Dalam hidup, kadang-kadang diperlukan suatu hentakan agar hidup ini lebih berarti, tidak monoton dan membosankan. Hentakan ini bisa berupa apa saja. Bahkan sesuatu yang tak terpikirkan bahwa kita mampu melakukannya.
Sepenggal kisah dari Afrika :
Setiap pagi di Afrika, seekor rusa bangun. Ia tahu bahwa ia harus berlari lebih cepat dari singa tercepat. Jika tidak maka ia akan terbunuh. Setiap pagi, seekor singa bangun. Ia tahu bahwa ia harus berlari lebih cepat dari rusa terlamban. Jika tidak, maka ia akan kelaparan.
Tidak penting apakah kita singa atau rusa. Saat matahari terbit, kita sebaiknya mulai berlari.

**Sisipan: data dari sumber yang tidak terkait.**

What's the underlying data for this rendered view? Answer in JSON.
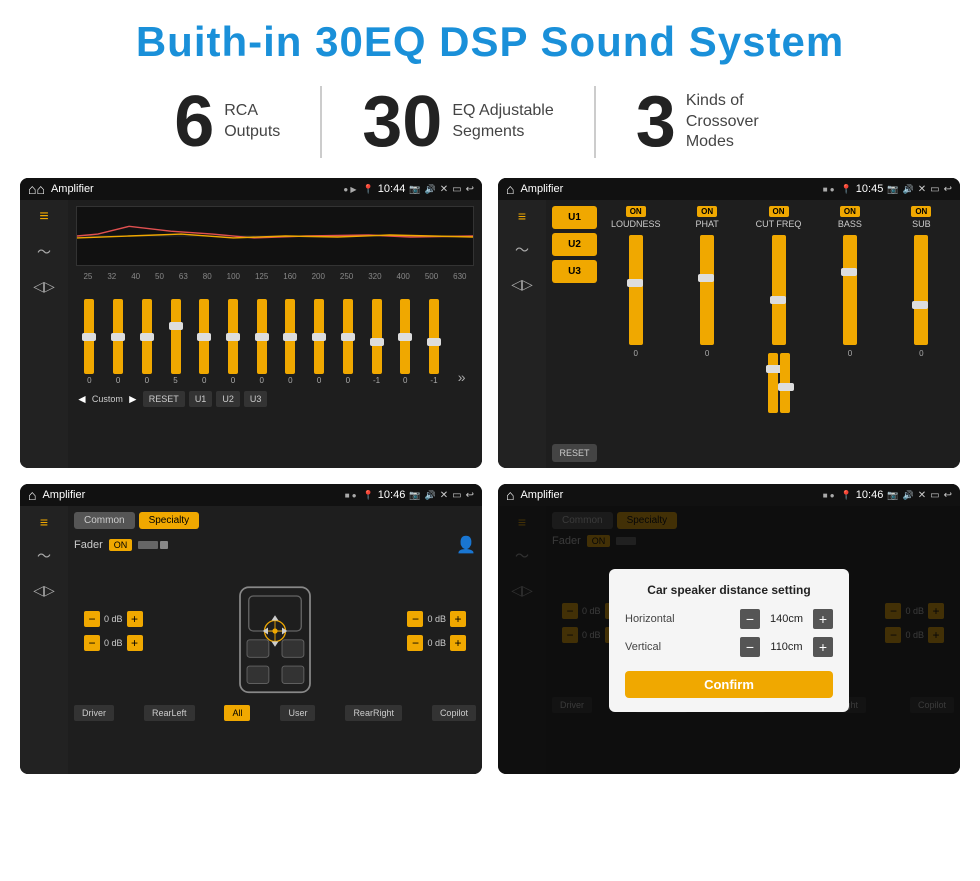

Ya. Seharusnya setiap hari kita terus berlari mengejar segala cita-cita. Melakukan segala yang perlu dilakukan, semampunya, sekuatnya. Agar nantinya tak ada yang perlu kita sesali.
Percaya atau tidak, saya belajar membuat sebuah website sejak tahun 2000 (mungkin malah di tahun 1999). Waktu itu teman-teman disekitar saya belum betul-betul memanfaatkan fasilitas internet. Hanya sebagai sarana mencari bahan untuk tugas kuliah. Bahkan, saya berani bilang bahwa diantara teman-teman saya, sayalah yang pertama kali mempunyai website meski gratisan.
Bukannya teman-teman saya gaptek lho!. Saya dikelilingi oleh mahasiswa-mahasiswa sebuah perguruan tinggi teknologi ternama di Bandung. Tapi waktu itu internet memang baru mewabah.
Lalu kemudian saya benar-benar vakum dari dunia maya yang nyata ini (*oh my god, bahasaku…). Mungkin sekitar 3 tahunan saya tidak berinternet (kecuali darurat). Dan ketika saya kembali, WOW!!!!! Semuanya berubah.
Apa itu blog? Gimana nih jadi blogger? Ini apa? Trus, itu apaan? Waduh….. saya bener-bener nyasar di internet. Nggak ngerti apapun……
Begitulah, ketika saya yang tadinya merasa di depan berhenti, sementara semua orang di belakang saya terus berlari, maka akhirnya sayalah yang tertinggal.
Jadi, mari buat hentakan dalam hidup ini, agar kita bisa berbuat untuk umat. Keluarkan semua potensi yang kita miliki. Karena yang sering terjadi adalah masalah sederhana : kita cuma berbuat amat sedikit dari totalitas kemampuan. Bakat, waktu, ruang, situasi yang tersedia tidak kita manfaatkan mati-matian.
Padahal semuanya berproses. Dari tidak ada menjadi ada. Dari tidak bisa menjadi bisa. Dari tidak memiliki menjadi bisa memberi. Ingatlah bahwa daun yang kering akan gugur, bunga yang layu akan disingkirkan karena tidak lagi bisa memberi keindahan.
Teruslah belajar, agar bisa terus berarti dan memberi karya dalam hidup ini. Menjadi manusia yang bermanfaat.